Originally, I was supposed to me Alex for brunch, but he overslept. So it turned into a "hang out, eat chili and play board games" plan instead. Not a bad fallback, although most people seemed more into playing Overwatch. Which I have to admit looks kind of cool, but the fact it's nothing but online player vs. player is so unappealing. I need a story mode, not to mention single player. Screw this interacting with people noise. People on the Internet are terrible, I know you know this, because you're on the Internet right now.
We did eventually get a few people together to play this board game Small World. There's a map divided into regions, each player selects a race - elves, halfings, wizards, stuff like that - which come with some ability, and you get another special power along with it, and a certain number of your people to serve as your forces.
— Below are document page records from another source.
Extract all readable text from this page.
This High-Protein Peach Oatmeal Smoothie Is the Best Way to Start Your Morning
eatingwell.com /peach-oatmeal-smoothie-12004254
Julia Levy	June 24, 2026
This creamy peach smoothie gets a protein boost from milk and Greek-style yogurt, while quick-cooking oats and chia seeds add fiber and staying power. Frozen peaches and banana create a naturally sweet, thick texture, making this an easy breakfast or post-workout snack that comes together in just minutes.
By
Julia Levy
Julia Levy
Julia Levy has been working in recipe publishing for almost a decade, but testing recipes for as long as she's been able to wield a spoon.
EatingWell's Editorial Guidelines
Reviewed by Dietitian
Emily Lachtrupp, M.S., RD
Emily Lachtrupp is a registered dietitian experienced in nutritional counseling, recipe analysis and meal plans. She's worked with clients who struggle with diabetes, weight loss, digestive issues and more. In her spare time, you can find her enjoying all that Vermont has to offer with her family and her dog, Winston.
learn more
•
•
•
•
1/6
Then you conquer places, and get money for how many you regions at the end of each turn, plus any extra money the special powers might grant.
Which seems fairly bog-standard for a lot of games. What seems to be the trick here is the ability to go into decline. The number of your forces can't increase from what you start with, so there's a limit to how much you can conquer. I started as the Sorcerers, I had 10 of them, you have to have at least one in each region you conquered, so there was going to be a point I couldn't extend any further. Especially since the other players would be aiming to attack my weaker points and take them. So at that point, when your turn comes around, you declare you're going into decline, and that's your turn. The next turn you select a new race and a new special power from those available. However, any of the forces from your previous race that are still alive stay on the board, and you still get money for any regions they hold (so don't conquer places held by your in decline race).
The game is only meant to last 8 rounds, so it should probably take less than an hour. This one took over 90 minutes, but only one person was really familiar with the game, and a couple of the others seemed to have trouble grasping what they were supposed to be doing.